To make iced tea, all you do is make your largest pot of black tea as described above. After steeping, this time you decant it immediately into a serving pitcher and dilute it with cool water. If you are going to drink it immediately you will want to add ice — if not, it can now sit in the refrigerator until you are ready to serve it — since you have decanted it, it cannot get bitter and you will not need to add any baking soda. Sheesh.
If you want sweet tea, I recommend making a pitcher of simple syrup. Take a saucepan and add equal amounts of sugar and water, 1 cup sugar to 1 cup water. Boil this, stirring occasionally until the sugar dissolves. Decant syrup into a nice pitcher and provide guests with spoons. Simple syrup combines with tea better than grainy, granulated sugar, which sinks to the bottom repeatedly, leaving your last swallow of tea much sweeter than your first.

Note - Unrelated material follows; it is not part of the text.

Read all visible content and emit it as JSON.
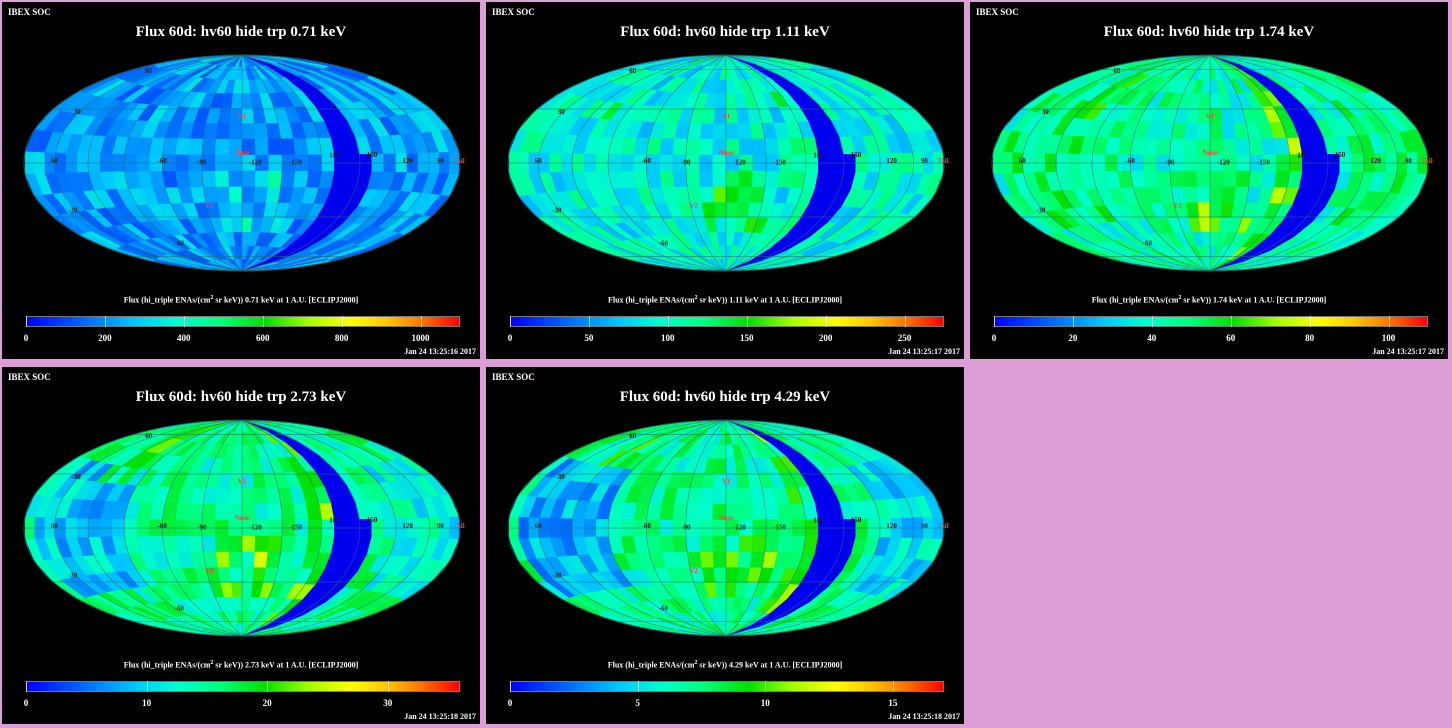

You will have to stir your tea a few times to diffuse the syrup evenly even so. Each guest can sweeten her tea to her liking and your mother can have hers unsweetened as she prefers.
While you are practicing making proper tea or rejoicing in the fact that you already know how to make it, I will be putting on my red dress and my back-up singer hat to sing with Johnny Harper and the Hard Times Choir at Railroad Square in Santa Rosa. If you read this early enough in the morning, come on out and look for us at The Grand Coulee Stage at 12:50. We’ll be singing Woody Guthrie songs to celebrate his hundredth birthday.